What's the solution? Eastern traditions, Buddhism being one of the more popular, tell us that desire and attachment are the source of our suffering. The ego is meant to be silenced. Let go of the worldly desires that create all the negativity.
This works. I spent some years practicing these techniques of breathing and mental focus. A quieted ego is indeed a blissful state of "not-self".
But you can't do much with it. Unless you want to sit in meditation for 16 hours a day, it's a dead end. Unless you believe in the Buddhist's theology this isn't too helpful.
What you probably don't know is that Western traditions have their own takes on this problem and their own techniques for handling them. Few today realize that many of Plato's dialogues have their own version of "mental quieting".
I learned this myself some years ago through an essay written by Iris Murdoch.
She wrote of the need for "unselfing" in order to get a clear and accurate understanding of the people and the things around us.
She meant something like the Buddhist's ego-death. It's that fat, greedy ego (her words) that distorts our perceptions and leaves us rolling in the muck of our self-indulgent fantasies.
The remedy to this is overcoming our ego-minds. But how?
Consider Michelangelo chiseling his David out of a solid block of marble. He had to "see" the finished statue before he began the work. The mental picture guided him as he chipped away the stone.
But the statue didn't exist before he did the work. And the mental picture of David changed as the statue took shape. The more he worked, the clearer the image. The clearer the image, the more perfect the statue. (Perfection itself being a shifting and unattainable target.)
Michelangelo saw the image of the completed David in his mind, and that image drew him like a magnetic field pulling iron dust.
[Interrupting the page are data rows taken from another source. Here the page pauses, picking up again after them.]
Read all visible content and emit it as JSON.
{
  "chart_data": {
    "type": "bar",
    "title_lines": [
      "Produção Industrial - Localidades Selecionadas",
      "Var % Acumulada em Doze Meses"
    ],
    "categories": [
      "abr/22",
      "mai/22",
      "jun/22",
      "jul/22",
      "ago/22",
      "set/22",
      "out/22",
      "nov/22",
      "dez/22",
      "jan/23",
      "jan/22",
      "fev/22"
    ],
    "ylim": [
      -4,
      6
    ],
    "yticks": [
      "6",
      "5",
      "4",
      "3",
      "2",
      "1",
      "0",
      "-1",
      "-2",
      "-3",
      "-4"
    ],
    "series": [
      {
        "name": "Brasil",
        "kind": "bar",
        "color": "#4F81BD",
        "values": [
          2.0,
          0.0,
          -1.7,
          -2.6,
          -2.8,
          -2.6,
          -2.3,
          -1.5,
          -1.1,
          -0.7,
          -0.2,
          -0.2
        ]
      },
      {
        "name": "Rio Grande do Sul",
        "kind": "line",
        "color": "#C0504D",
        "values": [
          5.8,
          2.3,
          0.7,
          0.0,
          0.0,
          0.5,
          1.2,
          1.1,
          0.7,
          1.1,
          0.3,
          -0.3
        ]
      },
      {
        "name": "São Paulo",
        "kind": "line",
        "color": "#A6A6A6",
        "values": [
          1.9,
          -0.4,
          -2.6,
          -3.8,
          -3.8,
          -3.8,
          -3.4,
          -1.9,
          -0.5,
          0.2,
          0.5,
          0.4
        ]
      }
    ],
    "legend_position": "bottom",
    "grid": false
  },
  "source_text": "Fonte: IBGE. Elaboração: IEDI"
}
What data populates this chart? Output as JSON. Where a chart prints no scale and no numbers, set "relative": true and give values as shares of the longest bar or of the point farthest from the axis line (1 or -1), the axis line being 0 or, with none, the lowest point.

What if Michelangelo let his own ego get in the way? Listening to his ego mind as it filled him with doubt, criticism, fear, second-guessing every choice? We'd likely not have any of his art.
Great artists respond to the reality of the artwork that exists outside of their own ego, with its fear and criticism.
Even if they "created" the work, they respond to it as an independent reality.
Notice that this is exactly opposite of the Buddhist's advice to detach from the world.
The artist becomes even more invested in his creation. He participates in its reality, his hands bring it out of the mental realm and into the material.
No artist, no artwork.
It's the greater, deeper, clearer attachment to reality beyond the self that brings us out of ourselves. More attachment, more participation, more involvement, not less.
More, the artist has a responsibility to the work. He owes it an obligation. He cares for the work. We might even say that he loves it, in that sense of universal, dispassionate concern for its well-being.
Unselfing has a moral dimension. Without love and justice, we cannot clearly and accurately see things as they are. We stay locked within our petty desires and irrational fears, distorting the world. Seeing with love and with justice allows us to reach beyond the ego.
And that's about as much of a Valentine's Day message as you'll get from these hands.